After half a century of wine talk, it's easy to get jaded. One more "Vintage of The Century" or "Top 10 List" or "The Greatest" and it all becomes an audible blur. Then a vintage like 2017 in the Rhone comes along and has you standing on your head trying to believe it. Well, we're believers.
It also helps that we get to feature a wine from one of our favorite producers, Ogier, and especially from a lesser known appellation, Vacqueyras. Etienne Ogier established his negociant business with his sons in 1859. They bought finished wines from small producers, blended them, and sold them under their own name. By 1895, they began producing Chateauneuf-du-Pape.
It wasn't until 1948 that they had their own estate winery and could make wine from their vineyards. It's that kind of dedication we admire most of our producers. As the pecking order goes, Chateauneuf-du-Pape is at the top. Then comes Gigondas, Vacqueyras, and Cotes du Rhone. But, when a vintage like 2017 comes along the lines get very blurry.

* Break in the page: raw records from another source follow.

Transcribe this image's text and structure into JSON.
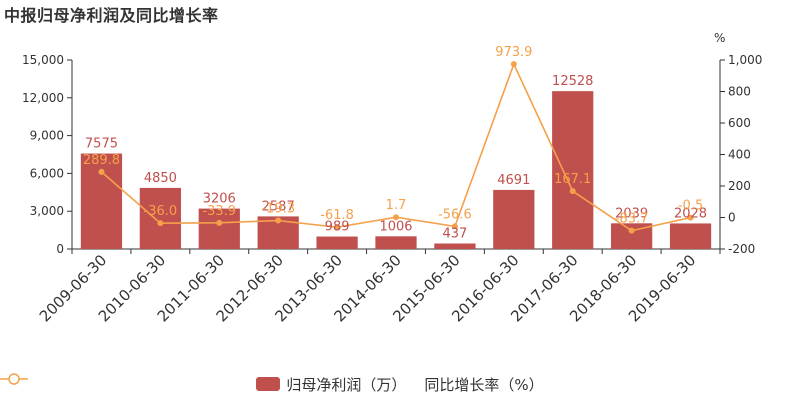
{
  "page_title": "中报归母净利润及同比增长率",
  "chart_data": {
    "type": "bar",
    "title": "中报归母净利润及同比增长率",
    "categories": [
      "2009-06-30",
      "2010-06-30",
      "2011-06-30",
      "2012-06-30",
      "2013-06-30",
      "2014-06-30",
      "2015-06-30",
      "2016-06-30",
      "2017-06-30",
      "2018-06-30",
      "2019-06-30"
    ],
    "series": [
      {
        "name": "归母净利润（万）",
        "type": "bar",
        "axis": "left",
        "color": "#c0504d",
        "values": [
          7575,
          4850,
          3206,
          2587,
          989,
          1006,
          437,
          4691,
          12528,
          2039,
          2028
        ],
        "labels": [
          "7575",
          "4850",
          "3206",
          "2587",
          "989",
          "1006",
          "437",
          "4691",
          "12528",
          "2039",
          "2028"
        ]
      },
      {
        "name": "同比增长率（%）",
        "type": "line",
        "axis": "right",
        "color": "#f5a04a",
        "values": [
          289.8,
          -36.0,
          -33.9,
          -19.3,
          -61.8,
          1.7,
          -56.6,
          973.9,
          167.1,
          -83.7,
          -0.5
        ],
        "labels": [
          "289.8",
          "-36.0",
          "-33.9",
          "-19.3",
          "-61.8",
          "1.7",
          "-56.6",
          "973.9",
          "167.1",
          "-83.7",
          "-0.5"
        ]
      }
    ],
    "y_left": {
      "min": 0,
      "max": 15000,
      "ticks": [
        "0",
        "3,000",
        "6,000",
        "9,000",
        "12,000",
        "15,000"
      ]
    },
    "y_right": {
      "min": -200,
      "max": 1000,
      "unit": "%",
      "ticks": [
        "-200",
        "0",
        "200",
        "400",
        "600",
        "800",
        "1,000"
      ]
    },
    "grid": false,
    "legend": "bottom-center",
    "legend_labels": {
      "bar": "归母净利润（万）",
      "line": "同比增长率（%）"
    }
  }
}
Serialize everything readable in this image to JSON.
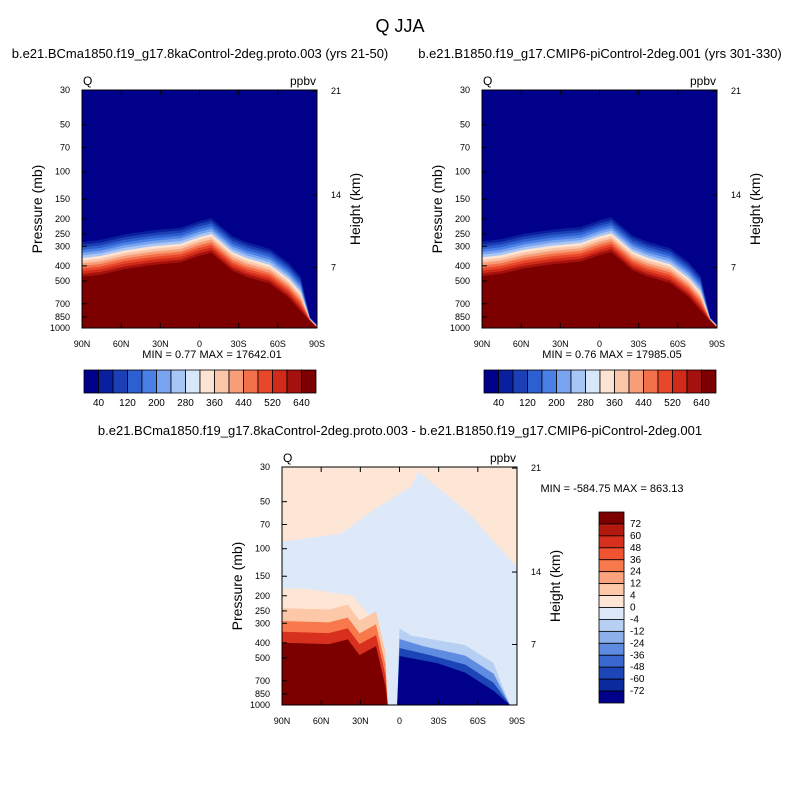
{
  "title": "Q JJA",
  "chart_data": [
    {
      "type": "heatmap",
      "subtitle": "b.e21.BCma1850.f19_g17.8kaControl-2deg.proto.003 (yrs 21-50)",
      "left_label": "Q",
      "right_label": "ppbv",
      "ylabel": "Pressure (mb)",
      "y2label": "Height (km)",
      "xticks": [
        "90N",
        "60N",
        "30N",
        "0",
        "30S",
        "60S",
        "90S"
      ],
      "yticks": [
        "30",
        "50",
        "70",
        "100",
        "150",
        "200",
        "250",
        "300",
        "400",
        "500",
        "700",
        "850",
        "1000"
      ],
      "y2ticks": [
        "21",
        "14",
        "7"
      ],
      "stats": "MIN =   0.77  MAX = 17642.01",
      "colorbar_labels": [
        "40",
        "120",
        "200",
        "280",
        "360",
        "440",
        "520",
        "640"
      ],
      "colorbar_colors": [
        "#00008b",
        "#0a1f9e",
        "#1c3fb5",
        "#2e5fd0",
        "#4a80e6",
        "#7aa3ef",
        "#a8c6f5",
        "#d8e6fa",
        "#fde3d2",
        "#fbc6a8",
        "#f79e78",
        "#f3704a",
        "#e8472a",
        "#cf2a1a",
        "#a5120d",
        "#7c0000"
      ]
    },
    {
      "type": "heatmap",
      "subtitle": "b.e21.B1850.f19_g17.CMIP6-piControl-2deg.001 (yrs 301-330)",
      "left_label": "Q",
      "right_label": "ppbv",
      "ylabel": "Pressure (mb)",
      "y2label": "Height (km)",
      "xticks": [
        "90N",
        "60N",
        "30N",
        "0",
        "30S",
        "60S",
        "90S"
      ],
      "yticks": [
        "30",
        "50",
        "70",
        "100",
        "150",
        "200",
        "250",
        "300",
        "400",
        "500",
        "700",
        "850",
        "1000"
      ],
      "y2ticks": [
        "21",
        "14",
        "7"
      ],
      "stats": "MIN =   0.76  MAX = 17985.05",
      "colorbar_labels": [
        "40",
        "120",
        "200",
        "280",
        "360",
        "440",
        "520",
        "640"
      ],
      "colorbar_colors": [
        "#00008b",
        "#0a1f9e",
        "#1c3fb5",
        "#2e5fd0",
        "#4a80e6",
        "#7aa3ef",
        "#a8c6f5",
        "#d8e6fa",
        "#fde3d2",
        "#fbc6a8",
        "#f79e78",
        "#f3704a",
        "#e8472a",
        "#cf2a1a",
        "#a5120d",
        "#7c0000"
      ]
    },
    {
      "type": "heatmap",
      "subtitle": "b.e21.BCma1850.f19_g17.8kaControl-2deg.proto.003 - b.e21.B1850.f19_g17.CMIP6-piControl-2deg.001",
      "left_label": "Q",
      "right_label": "ppbv",
      "ylabel": "Pressure (mb)",
      "y2label": "Height (km)",
      "xticks": [
        "90N",
        "60N",
        "30N",
        "0",
        "30S",
        "60S",
        "90S"
      ],
      "yticks": [
        "30",
        "50",
        "70",
        "100",
        "150",
        "200",
        "250",
        "300",
        "400",
        "500",
        "700",
        "850",
        "1000"
      ],
      "y2ticks": [
        "21",
        "14",
        "7"
      ],
      "stats": "MIN = -584.75  MAX = 863.13",
      "colorbar_labels": [
        "72",
        "60",
        "48",
        "36",
        "24",
        "12",
        "4",
        "0",
        "-4",
        "-12",
        "-24",
        "-36",
        "-48",
        "-60",
        "-72"
      ],
      "colorbar_colors": [
        "#7c0000",
        "#b31a0f",
        "#d7301f",
        "#ef5330",
        "#f7794c",
        "#fba37d",
        "#fdc8a8",
        "#fde6d6",
        "#dde9f8",
        "#b6cff2",
        "#8db0ea",
        "#5f8ce0",
        "#3a68d1",
        "#1c45b8",
        "#0a2a9e",
        "#00008b"
      ]
    }
  ]
}
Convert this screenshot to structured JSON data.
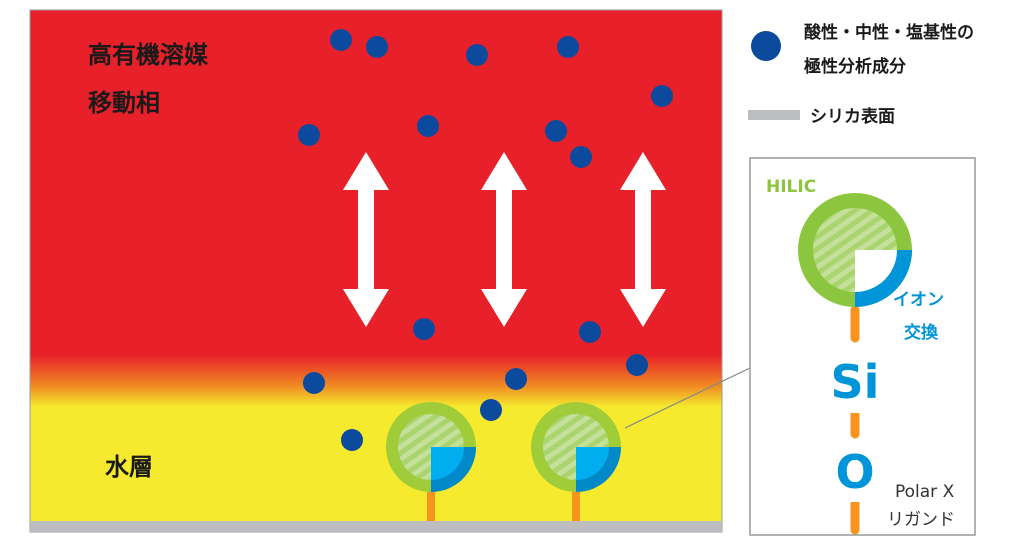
{
  "labels": {
    "organic_line1": "高有機溶媒",
    "organic_line2": "移動相",
    "water_layer": "水層",
    "legend_analyte_line1": "酸性・中性・塩基性の",
    "legend_analyte_line2": "極性分析成分",
    "legend_silica": "シリカ表面",
    "hilic": "HILIC",
    "ion_exchange_line1": "イオン",
    "ion_exchange_line2": "交換",
    "si": "Si",
    "o": "O",
    "ligand_line1": "Polar X",
    "ligand_line2": "リガンド"
  },
  "colors": {
    "mobile_phase": "#e8202a",
    "water_layer": "#f5ea2e",
    "analyte": "#0b4a9c",
    "silica": "#bcbdc0",
    "hilic": "#8cc63f",
    "ion_exchange": "#0095d8",
    "stem": "#f7941d"
  }
}
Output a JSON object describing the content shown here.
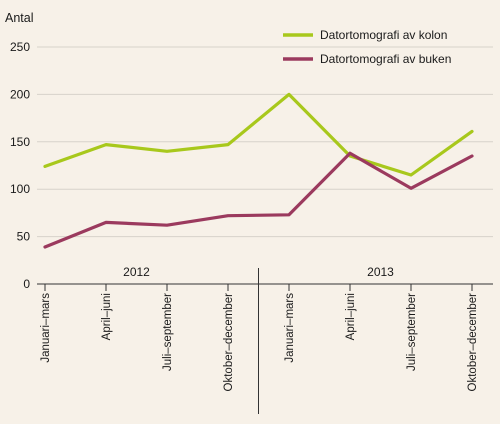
{
  "chart_data": {
    "type": "line",
    "ylabel": "Antal",
    "ylim": [
      0,
      250
    ],
    "yticks": [
      0,
      50,
      100,
      150,
      200,
      250
    ],
    "grid": true,
    "legend_position": "top-right",
    "categories": [
      "Januari–mars",
      "April–juni",
      "Juli–september",
      "Oktober–december",
      "Januari–mars",
      "April–juni",
      "Juli–september",
      "Oktober–december"
    ],
    "years": [
      {
        "label": "2012",
        "span": [
          0,
          3
        ]
      },
      {
        "label": "2013",
        "span": [
          4,
          7
        ]
      }
    ],
    "series": [
      {
        "name": "Datortomografi av kolon",
        "color": "#a8c81c",
        "values": [
          124,
          147,
          140,
          147,
          200,
          135,
          115,
          161
        ]
      },
      {
        "name": "Datortomografi av buken",
        "color": "#9b3a5e",
        "values": [
          39,
          65,
          62,
          72,
          73,
          138,
          101,
          135
        ]
      }
    ]
  }
}
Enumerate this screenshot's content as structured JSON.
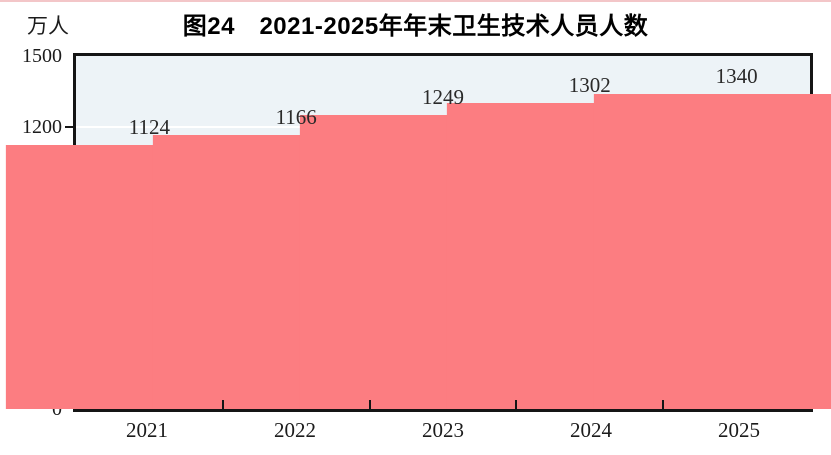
{
  "figure": {
    "title": "图24　2021-2025年年末卫生技术人员人数",
    "unit_label": "万人"
  },
  "chart_data": {
    "type": "bar",
    "title": "图24　2021-2025年年末卫生技术人员人数",
    "categories": [
      "2021",
      "2022",
      "2023",
      "2024",
      "2025"
    ],
    "values": [
      1124,
      1166,
      1249,
      1302,
      1340
    ],
    "xlabel": "",
    "ylabel": "万人",
    "ylim": [
      0,
      1500
    ],
    "yticks": [
      0,
      300,
      600,
      900,
      1200,
      1500
    ],
    "grid": true,
    "gridline_color": "#FFFFFF",
    "legend_position": "none",
    "data_labels_shown": true,
    "bar_color": "#FC7D81",
    "plot_background": "#EDF3F7",
    "axis_color": "#151515",
    "label_color": "#2A2A2A"
  }
}
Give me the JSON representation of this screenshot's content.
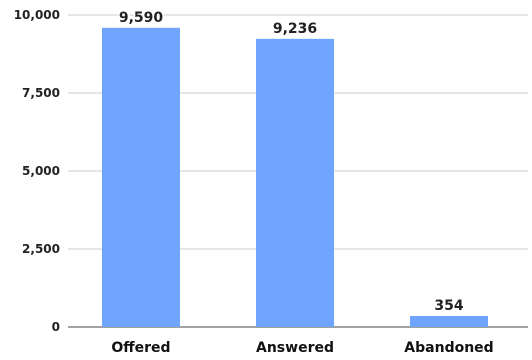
{
  "chart_data": {
    "type": "bar",
    "categories": [
      "Offered",
      "Answered",
      "Abandoned"
    ],
    "values": [
      9590,
      9236,
      354
    ],
    "data_labels": [
      "9,590",
      "9,236",
      "354"
    ],
    "y_ticks": [
      0,
      2500,
      5000,
      7500,
      10000
    ],
    "y_tick_labels": [
      "0",
      "2,500",
      "5,000",
      "7,500",
      "10,000"
    ],
    "ylim": [
      0,
      10000
    ],
    "title": "",
    "xlabel": "",
    "ylabel": "",
    "grid": true,
    "bar_color": "#6fa5ff",
    "legend": "none"
  }
}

Last year, we featured their 2017 Cotes du Rhone that most tasters thought was Chateauneuf-du-Pape and it was one-fourth the price. This selection is in similar territory. The blend is equal parts of Grenache, Syrah, and Mourvedre aged in large casks. The blend offers monumental flavors of black cherry and spice with hints of floral notes and anise. Braised goat or lamb shanks would do nicely.